Tapping into "PAUSE", Practice Awareness and Understanding Self Exercises can create calm in the classroom and life amid the chaos. By practising mental wellness exercises as a class, you and your students can benefit from improved mental and physical health, coping skills, and a positive outlook. Making small changes can mean more success as the year winds down rewire your brain and develop new habits.

Stress can spread quickly in a workplace or classroom, so it is important to carve out peaceful moments throughout the day. Begin your day by sitting up in bed and taking a few deep breaths. Place one hand on your heart; be aware and grateful for as it beats.

Put the other hand on your belly and take a full, deep breath in through your nose. Slowly exhale through your mouth. Notice the rise and fall of your body. Feel the warm air travel over your lips. Be aware of your body relaxing as you add a personal and positive affirmation .

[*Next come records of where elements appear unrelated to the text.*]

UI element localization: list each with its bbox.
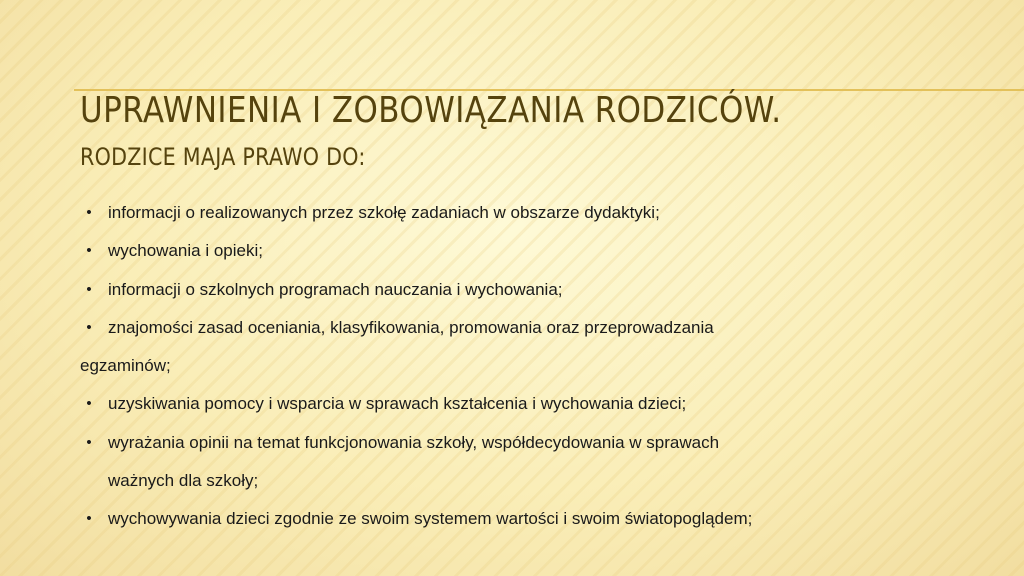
list-item-text: informacji o realizowanych przez szkołę zadaniach w obszarze dydaktyki;	[108, 203, 660, 222]
list-item	[80, 194, 980, 232]
bullet-icon: •	[86, 318, 92, 336]
list-item	[80, 424, 980, 462]
list-item-text: informacji o szkolnych programach nauczania i wychowania;	[108, 279, 563, 299]
bullet-icon: •	[86, 433, 92, 451]
list-item-text: uzyskiwania pomocy i wsparcia w sprawach kształcenia i wychowania dzieci;	[108, 394, 687, 414]
list-item-text: wychowywania dzieci zgodnie ze swoim systemem wartości i swoim światopoglądem;	[108, 509, 753, 529]
bullet-icon: •	[86, 204, 92, 221]
bullet-icon: •	[86, 395, 92, 413]
list-item	[80, 347, 980, 385]
list-item	[80, 271, 980, 309]
list-item	[80, 462, 980, 500]
list-item-text: znajomości zasad oceniania, klasyfikowania, promowania oraz przeprowadzania	[108, 317, 714, 337]
list-item	[80, 309, 980, 347]
list-item-text: ważnych dla szkoły;	[108, 471, 259, 491]
bullet-icon: •	[86, 510, 92, 528]
list-item	[80, 385, 980, 423]
list-item	[80, 232, 980, 270]
list-item	[80, 500, 980, 538]
list-item-text: wyrażania opinii na temat funkcjonowania szkoły, współdecydowania w sprawach	[108, 432, 720, 452]
bullet-icon: •	[86, 280, 92, 298]
list-item-text: wychowania i opieki;	[108, 241, 263, 261]
bullet-list	[80, 194, 980, 539]
slide-subtitle: RODZICE MAJA PRAWO DO:	[80, 143, 366, 171]
bullet-icon: •	[86, 242, 92, 260]
list-item-text: egzaminów;	[80, 356, 171, 376]
slide-title: UPRAWNIENIA I ZOBOWIĄZANIA RODZICÓW.	[80, 90, 782, 131]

Around noon, try to create a calming moment as you repeat this process by yourself. Close your door to avoid distractions. If possible, play some soft music, dim the lights, and focus on your inhale and exhale. Take some time to be mindful and grateful. 

Practice your breathing again at the end of the day when your head finally hits the pillow. This time, imagine any negative thoughts, fear, or doubts being carried away as you exhale slowly. On the inhales, visualize a smile, a laugh, or a positive moment from your day. Show yourself understanding, patience, and compassion.

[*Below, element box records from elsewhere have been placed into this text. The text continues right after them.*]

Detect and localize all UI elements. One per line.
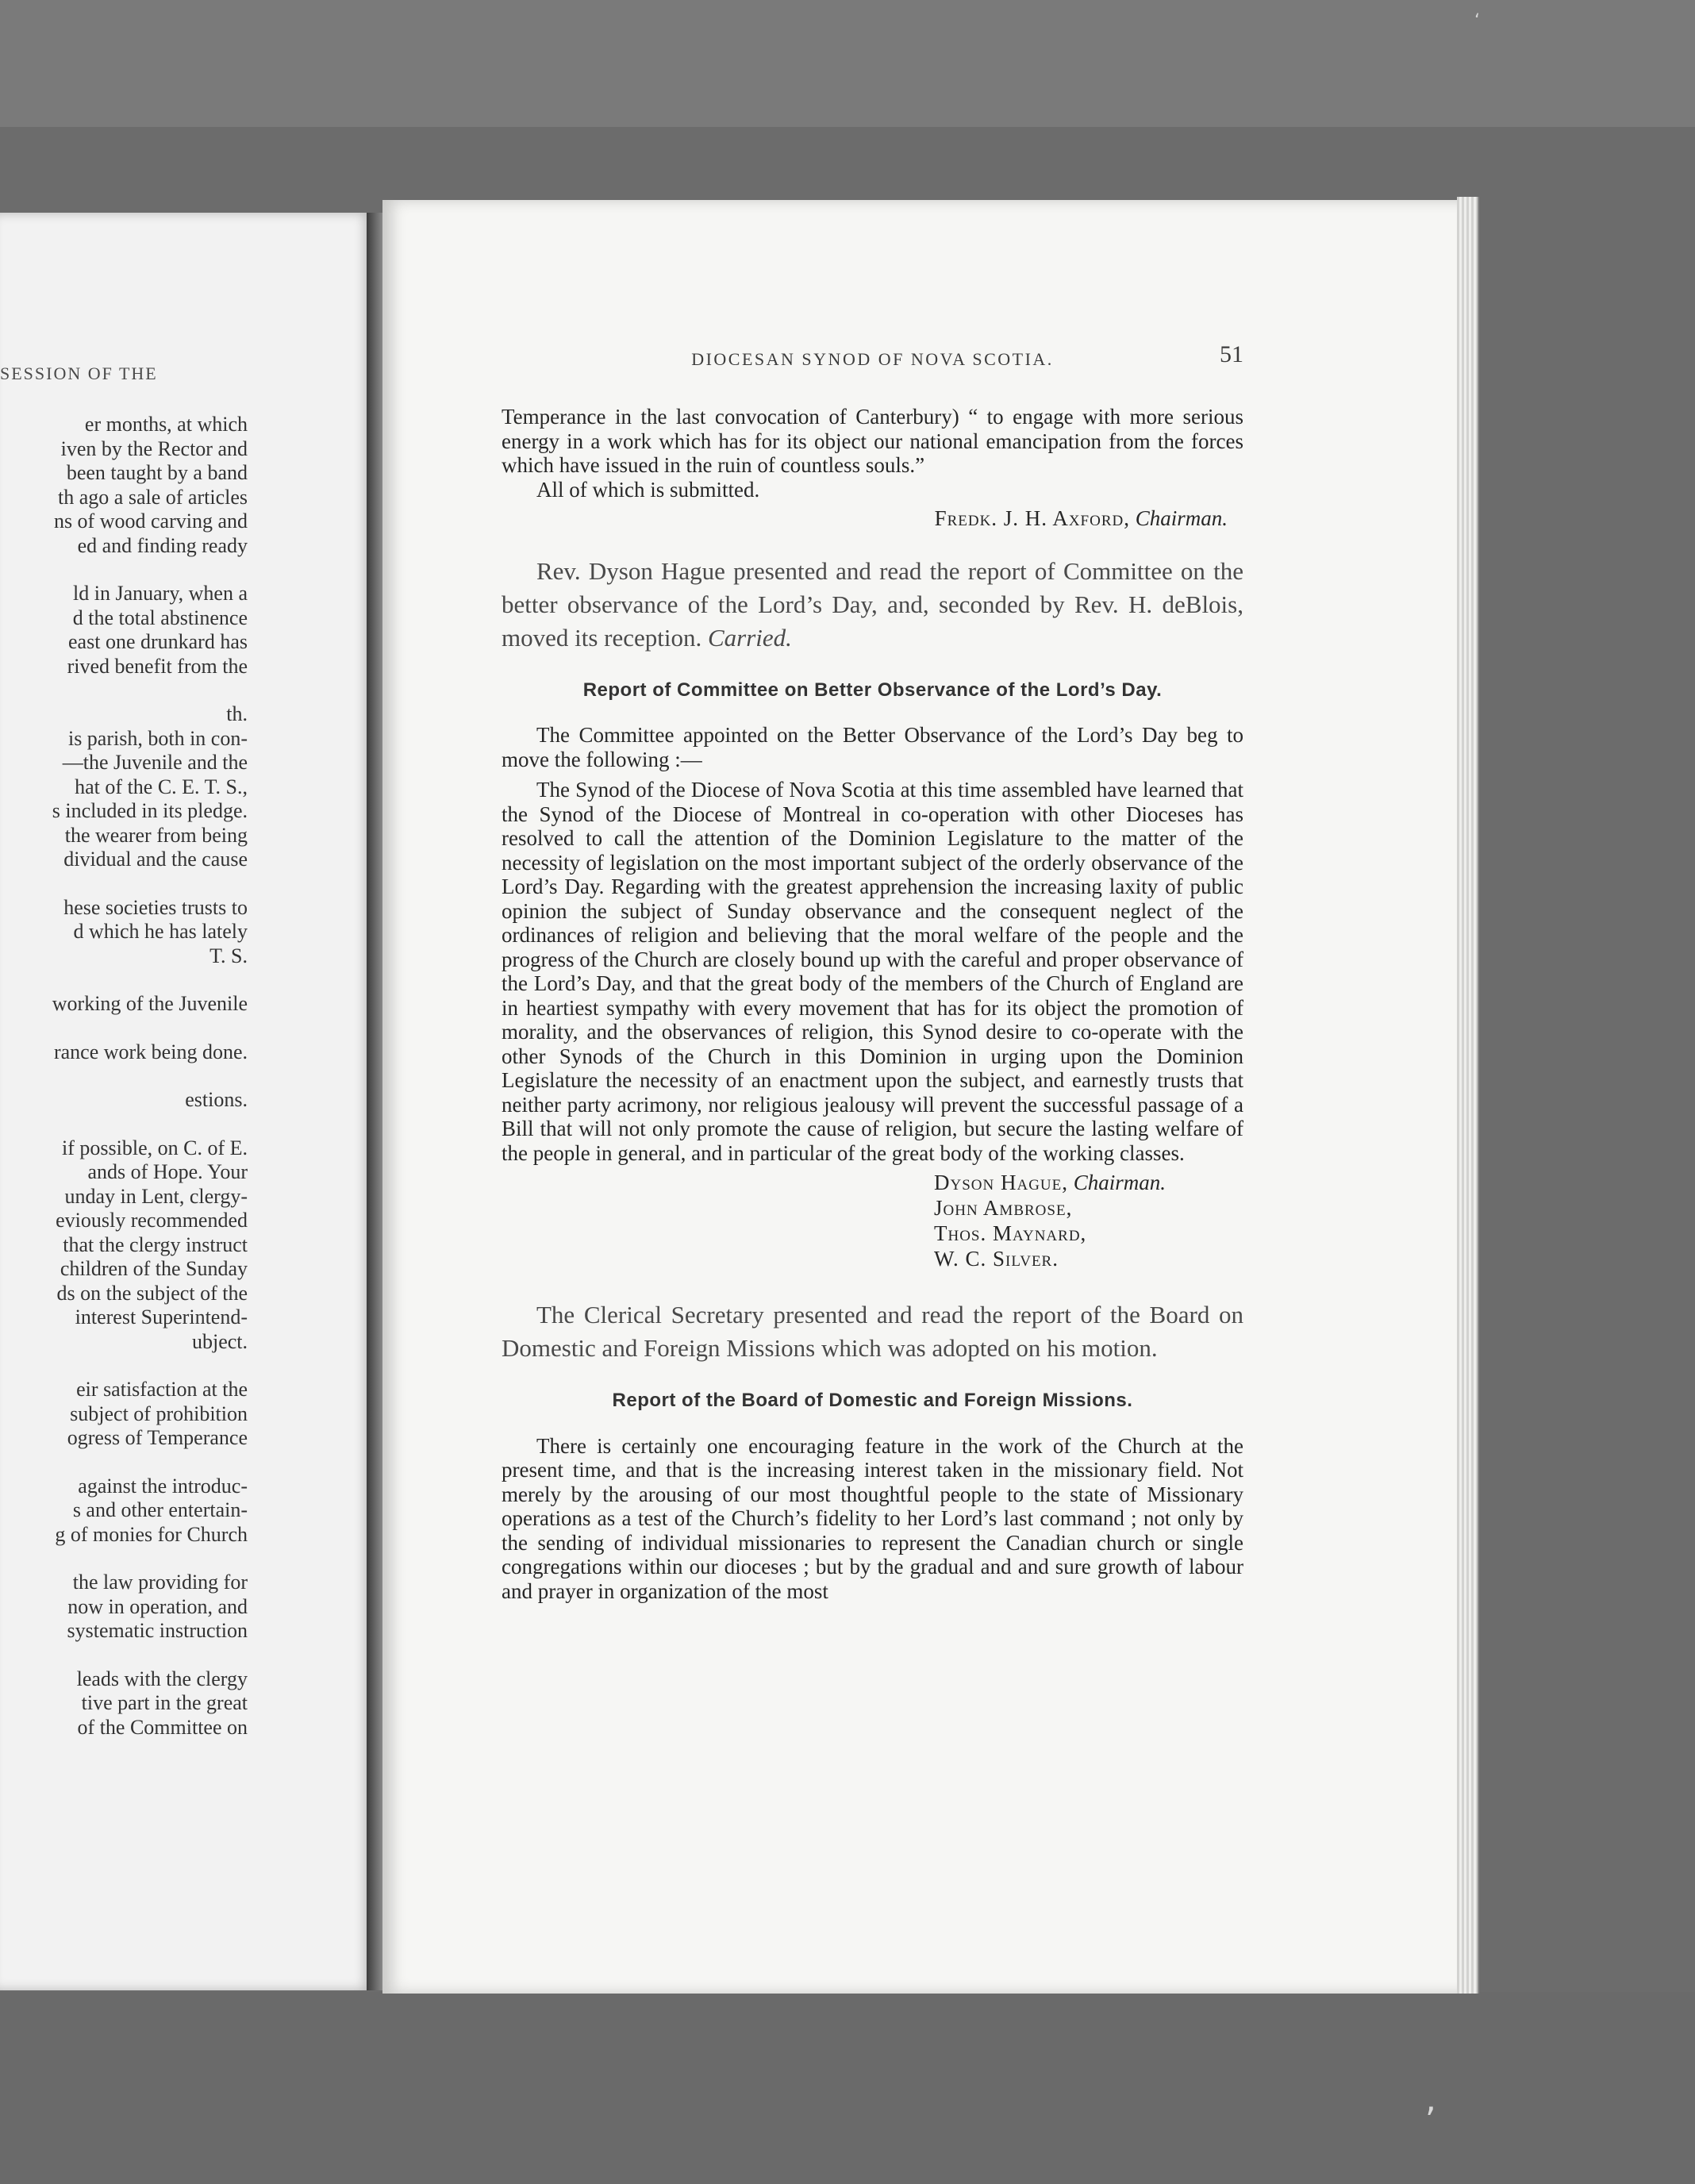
left-page-line: children of the Sunday — [60, 1257, 248, 1280]
left-page-line: systematic instruction — [67, 1619, 248, 1642]
line-gap — [0, 558, 248, 582]
scanner-background-bottom — [0, 1992, 1695, 2184]
line-gap — [0, 1064, 248, 1088]
left-page-line: interest Superintend- — [75, 1305, 248, 1328]
scanner-background-top — [0, 0, 1695, 127]
motion-result: Carried. — [708, 623, 792, 652]
left-page-line: dividual and the cause — [63, 848, 248, 871]
left-page-line: the wearer from being — [64, 823, 248, 847]
left-page-line: ubject. — [191, 1329, 248, 1353]
missions-paragraph: There is certainly one encouraging feature in the work of the Church at the present time, and that is the increasing interest taken in the missionary field. Not merely by the arousing of our most thoughtful people to the state of Missionary operations as a test of the Church’s fidelity to her Lord’s last command ; not only by the sending of individual missionaries to represent the Canadian church or single congregations within our dioceses ; but by the gradual and and sure growth of labour and prayer in organization of the most — [502, 1433, 1243, 1603]
committee-member: W. C. Silver. — [934, 1247, 1059, 1271]
left-page-line: that the clergy instruct — [63, 1232, 248, 1256]
left-page-line: the law providing for — [72, 1571, 248, 1594]
missions-heading: Report of the Board of Domestic and Foreign Missions. — [612, 1390, 1133, 1411]
left-page-line: east one drunkard has — [68, 630, 248, 653]
left-page-line: rance work being done. — [53, 1040, 248, 1063]
left-page-line: subject of prohibition — [70, 1402, 248, 1425]
signature-role: Chairman. — [1135, 506, 1228, 530]
left-page-line: is parish, both in con- — [67, 726, 248, 750]
right-page — [382, 200, 1471, 1994]
book-gutter — [367, 213, 382, 1990]
left-page-line: been taught by a band — [66, 461, 248, 484]
left-page-line: working of the Juvenile — [52, 992, 248, 1015]
left-page-line: th. — [226, 702, 248, 725]
left-page-line: tive part in the great — [81, 1691, 248, 1714]
missions-motion-paragraph: The Clerical Secretary presented and read the report of the Board on Domestic and Foreign Missions which was adopted on his motion. — [502, 1301, 1243, 1362]
left-page-line: ds on the subject of the — [56, 1281, 248, 1305]
dust-speck: , — [1425, 2079, 1436, 2120]
running-head — [502, 341, 1243, 383]
left-page-line: eir satisfaction at the — [76, 1378, 248, 1401]
signature-name: Fredk. J. H. Axford, — [934, 506, 1130, 530]
chair-role: Chairman. — [1073, 1171, 1167, 1194]
left-page-line: s included in its pledge. — [52, 799, 248, 822]
running-title: DIOCESAN SYNOD OF NOVA SCOTIA. — [691, 349, 1054, 369]
left-page-line: er months, at which — [84, 413, 248, 436]
continuation-paragraph: Temperance in the last convocation of Canterbury) “ to engage with more serious energy in a work which has for its object our national emancipation from the forces which have issued in the ruin of countless souls.” — [502, 405, 1243, 477]
left-page-line: now in operation, and — [67, 1594, 248, 1618]
line-gap — [0, 968, 248, 992]
line-gap — [0, 1644, 248, 1667]
committee-chair — [934, 1170, 1243, 1195]
chair-name: Dyson Hague, — [934, 1171, 1068, 1194]
left-page-line: ns of wood carving and — [53, 509, 248, 533]
hague-motion-text: Rev. Dyson Hague presented and read the report of Committee on the better observance of the Lord’s Day, and, seconded by Rev. H. deBlois, moved its reception. — [502, 556, 1243, 652]
left-page-line: hese societies trusts to — [63, 895, 248, 919]
left-page — [0, 213, 373, 1990]
left-running-head: SESSION OF THE — [0, 363, 158, 383]
line-gap — [0, 679, 248, 702]
committee-member: Thos. Maynard, — [934, 1221, 1087, 1245]
line-gap — [0, 872, 248, 896]
left-page-line: ogress of Temperance — [67, 1426, 248, 1449]
page-edges — [1457, 197, 1479, 1994]
lords-day-heading: Report of Committee on Better Observance of the Lord’s Day. — [582, 679, 1163, 701]
line-gap — [0, 1113, 248, 1136]
committee-member: John Ambrose, — [934, 1196, 1073, 1220]
line-gap — [0, 1451, 248, 1475]
committee-signatures — [934, 1170, 1243, 1271]
left-page-line: estions. — [185, 1088, 248, 1111]
left-page-line: th ago a sale of articles — [58, 485, 248, 509]
submitted-line: All of which is submitted. — [536, 477, 760, 502]
line-gap — [0, 1547, 248, 1571]
left-page-text — [0, 413, 248, 1740]
page-number: 51 — [1220, 341, 1243, 367]
left-page-line: unday in Lent, clergy- — [64, 1184, 248, 1208]
left-page-line: g of monies for Church — [55, 1522, 248, 1546]
dust-speck: ‘ — [1474, 11, 1480, 31]
page-content — [502, 341, 1243, 1603]
left-page-line: leads with the clergy — [76, 1667, 248, 1690]
left-page-line: d which he has lately — [73, 920, 248, 943]
left-page-line: rived benefit from the — [67, 654, 248, 678]
left-page-line: s and other entertain- — [72, 1498, 248, 1521]
axford-signature — [502, 506, 1228, 531]
left-page-line: if possible, on C. of E. — [62, 1136, 248, 1159]
left-page-line: eviously recommended — [56, 1209, 248, 1232]
line-gap — [0, 1017, 248, 1040]
left-page-line: —the Juvenile and the — [62, 751, 248, 774]
left-page-line: against the introduc- — [78, 1474, 248, 1498]
left-page-line: iven by the Rector and — [60, 436, 248, 460]
lords-day-intro: The Committee appointed on the Better Observance of the Lord’s Day beg to move the following :— — [502, 723, 1243, 771]
line-gap — [0, 1354, 248, 1378]
hague-motion-paragraph — [502, 555, 1243, 655]
left-page-line: ld in January, when a — [73, 582, 248, 605]
left-page-line: hat of the C. E. T. S., — [75, 775, 248, 798]
left-page-line: ed and finding ready — [77, 533, 248, 557]
left-page-line: ands of Hope. Your — [87, 1160, 248, 1183]
lords-day-resolution: The Synod of the Diocese of Nova Scotia at this time assembled have learned that the Synod of the Diocese of Montreal in co-operation with other Dioceses has resolved to call the attention of the Dominion Legislature to the matter of the necessity of legislation on the most important subject of the orderly observance of the Lord’s Day. Regarding with the greatest apprehension the increasing laxity of public opinion the subject of Sunday observance and the consequent neglect of the ordinances of religion and believing that the moral welfare of the people and the progress of the Church are closely bound up with the careful and proper observance of the Lord’s Day, and that the great body of the members of the Church of England are in heartiest sympathy with every movement that has for its object the promotion of morality, and the observances of religion, this Synod desire to co-operate with the other Synods of the Church in this Dominion in urging upon the Dominion Legislature the necessity of an enactment upon the subject, and earnestly trusts that neither party acrimony, nor religious jealousy will prevent the successful passage of a Bill that will not only promote the cause of religion, but secure the lasting welfare of the people in general, and in particular of the great body of the working classes. — [502, 778, 1243, 1165]
left-page-line: of the Committee on — [77, 1715, 248, 1739]
left-page-line: d the total abstinence — [72, 606, 248, 629]
left-page-line: T. S. — [209, 944, 248, 967]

Calm moments for students.
Check-ins and connections: Check-ins are important all day long, but especially as students enter class. Greeting each student gives us a chance to get a quick read on their well-being and helps them feel safe and welcomed. Mornings are the perfect time for a One Word share. Before you begin this activity, instruct students on how they’ll choose their words. Ideas can include identifying one emotion, colour, or movie character.

Begin by leading your class in a minute of breathing, modelling each inhales and exhales. During the second minute, direct your class to scan their bodies from the top of their head to the bottom of their feet: Giving verbal cues, ask your students to relax their eyes, mouth, and neck. Continue slowly as you bring focus to their arms, hands, back, legs, and feet. Taking deep breaths and scanning our bodies develops self-awareness. The third minute is the time for students to select the word they’d like to share. Allowing students to share their one word and discuss the deeper meaning of each other’s words grows listening skills, social awareness, and empathy.

Through group practice, we mentor an independent coping tool for students to calm their bodies and express how they’re feeling in a moment of frustration, worry, or anger. This three-minute activity is worth the investment and will build our emotional vocabulary, as well as stronger connections and relationships.

Mindfulness: Mindfulness is simply being present, but it’s not simply done. Our ability to be in the moment requires opportunities to pause and slow down together and individually. Time and tools are important here. A small area set aside to reset with dimmed lighting, music, and cosy seating can serve as a retreat. This inviting space can give students and teachers a chance to pause in groups or alone and can include colouring or handling sensory sand. Depending on space and student needs, be sure to predetermine when and how to make this space available.